The sampling variance is written as σ^{2}_{S(B)}. The value in Table 3 for the sample variance is 28.53. This is calculated using the EMS for S(B):
EMS for S(B) = σ^{2}+2σ^{2}_{S(B)}
Remember that in our discussion of the data in Table 1, we said that the differences in two samples included both the sampling variability and the measurement variability. Both are included in the EMS for S(B).

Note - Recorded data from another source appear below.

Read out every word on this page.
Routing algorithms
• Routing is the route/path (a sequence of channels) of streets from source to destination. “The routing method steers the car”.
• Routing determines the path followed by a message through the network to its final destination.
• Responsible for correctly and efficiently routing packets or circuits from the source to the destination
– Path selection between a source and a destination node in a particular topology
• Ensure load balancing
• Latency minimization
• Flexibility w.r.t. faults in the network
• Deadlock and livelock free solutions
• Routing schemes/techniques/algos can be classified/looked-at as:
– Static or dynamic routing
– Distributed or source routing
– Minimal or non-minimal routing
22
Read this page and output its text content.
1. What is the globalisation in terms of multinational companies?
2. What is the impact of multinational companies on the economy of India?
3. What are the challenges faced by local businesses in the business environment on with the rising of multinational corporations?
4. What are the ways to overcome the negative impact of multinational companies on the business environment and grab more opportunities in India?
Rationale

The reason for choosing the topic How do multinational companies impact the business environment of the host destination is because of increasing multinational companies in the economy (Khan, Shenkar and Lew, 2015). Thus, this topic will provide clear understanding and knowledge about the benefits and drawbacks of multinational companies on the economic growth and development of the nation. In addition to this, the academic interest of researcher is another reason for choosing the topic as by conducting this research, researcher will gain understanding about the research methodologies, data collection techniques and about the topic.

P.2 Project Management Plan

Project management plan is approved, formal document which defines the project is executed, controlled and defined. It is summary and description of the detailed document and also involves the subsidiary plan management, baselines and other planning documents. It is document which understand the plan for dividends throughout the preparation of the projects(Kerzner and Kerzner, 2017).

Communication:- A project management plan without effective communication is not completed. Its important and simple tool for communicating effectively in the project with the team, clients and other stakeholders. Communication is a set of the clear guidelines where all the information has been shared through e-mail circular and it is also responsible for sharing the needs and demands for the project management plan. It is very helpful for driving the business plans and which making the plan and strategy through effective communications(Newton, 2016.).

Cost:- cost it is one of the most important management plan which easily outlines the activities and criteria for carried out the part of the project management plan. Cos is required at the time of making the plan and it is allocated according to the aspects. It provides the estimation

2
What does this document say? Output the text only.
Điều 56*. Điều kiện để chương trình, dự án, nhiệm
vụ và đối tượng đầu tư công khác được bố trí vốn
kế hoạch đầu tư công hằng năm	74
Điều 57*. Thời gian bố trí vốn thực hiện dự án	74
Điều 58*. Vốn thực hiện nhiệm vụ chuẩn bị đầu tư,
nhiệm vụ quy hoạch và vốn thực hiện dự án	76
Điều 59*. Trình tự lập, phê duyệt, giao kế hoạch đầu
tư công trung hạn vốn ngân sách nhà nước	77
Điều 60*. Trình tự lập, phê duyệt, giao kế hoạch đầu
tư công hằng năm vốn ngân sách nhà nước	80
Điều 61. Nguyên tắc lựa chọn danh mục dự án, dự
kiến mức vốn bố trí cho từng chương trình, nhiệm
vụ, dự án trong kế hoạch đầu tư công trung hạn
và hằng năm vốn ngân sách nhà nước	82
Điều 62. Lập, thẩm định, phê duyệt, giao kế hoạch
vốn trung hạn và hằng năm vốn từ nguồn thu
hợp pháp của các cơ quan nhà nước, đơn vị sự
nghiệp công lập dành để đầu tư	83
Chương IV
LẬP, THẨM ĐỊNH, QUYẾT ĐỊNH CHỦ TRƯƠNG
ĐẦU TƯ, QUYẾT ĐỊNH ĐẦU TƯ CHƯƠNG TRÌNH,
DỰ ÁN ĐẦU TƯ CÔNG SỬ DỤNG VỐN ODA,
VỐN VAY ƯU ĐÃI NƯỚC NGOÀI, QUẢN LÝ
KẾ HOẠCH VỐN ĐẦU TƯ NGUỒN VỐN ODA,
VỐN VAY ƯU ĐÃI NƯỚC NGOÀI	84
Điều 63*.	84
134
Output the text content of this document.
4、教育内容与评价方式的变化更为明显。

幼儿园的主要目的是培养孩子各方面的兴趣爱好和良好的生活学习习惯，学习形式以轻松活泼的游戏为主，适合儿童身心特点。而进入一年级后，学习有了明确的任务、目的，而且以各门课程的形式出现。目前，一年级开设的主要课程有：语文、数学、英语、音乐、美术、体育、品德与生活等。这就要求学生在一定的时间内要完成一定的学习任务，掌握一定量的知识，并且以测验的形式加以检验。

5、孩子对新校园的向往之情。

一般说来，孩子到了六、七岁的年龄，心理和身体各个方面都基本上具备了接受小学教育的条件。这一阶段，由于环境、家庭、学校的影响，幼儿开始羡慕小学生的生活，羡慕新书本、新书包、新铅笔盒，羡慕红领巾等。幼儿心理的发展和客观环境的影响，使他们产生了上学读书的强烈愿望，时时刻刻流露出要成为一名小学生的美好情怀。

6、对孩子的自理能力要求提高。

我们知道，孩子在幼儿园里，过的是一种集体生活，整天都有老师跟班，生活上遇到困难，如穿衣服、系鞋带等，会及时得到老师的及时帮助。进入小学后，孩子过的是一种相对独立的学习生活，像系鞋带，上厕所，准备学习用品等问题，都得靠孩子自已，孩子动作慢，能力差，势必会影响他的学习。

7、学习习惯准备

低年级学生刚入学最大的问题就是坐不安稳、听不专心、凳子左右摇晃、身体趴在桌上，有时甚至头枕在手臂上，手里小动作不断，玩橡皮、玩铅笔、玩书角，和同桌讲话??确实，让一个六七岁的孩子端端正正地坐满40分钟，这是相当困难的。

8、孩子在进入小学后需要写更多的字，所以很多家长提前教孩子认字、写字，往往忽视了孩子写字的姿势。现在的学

From Table 2, the mean square of S(B) is 57.98. Thus:
57.98 = σ^{2}+2σ^{2}_{S(B)}
Solving for σ^{2}_{S(B)} gives:
σ^{2}_{S(B)} = (57.98 - σ^{2})/2 = 28.53
The variation for the batch results can be determined in an equivalent manner. Note all three sources of variation are present in the EMS for batch variability. Table 3 also includes the % of total variance attributed to each source. It shows that the sampling variance accounts for 78% of the total variance. You should begin working on determining why the sample process is generating this much variation between samples.
Control Chart Approach
Now let’s look at the control chart results. We will “roll-up” the control charts starting with the subsample results and moving to the batch average results. Take a look at Table 1. What are the sources of variation between Test Result 1 and Test Result 2 for Batch 1 and Sample 1? Remember, sample 1 was thoroughly mixed and divided into two parts – which we assume are essentially the “same.” The only source of variation between these two results is the measurement system. If it was perfect, the results would be the same. But, of course, no measurement system is perfect. The difference between running the two subsamples for each sample is a measure of the variation in the measurement system.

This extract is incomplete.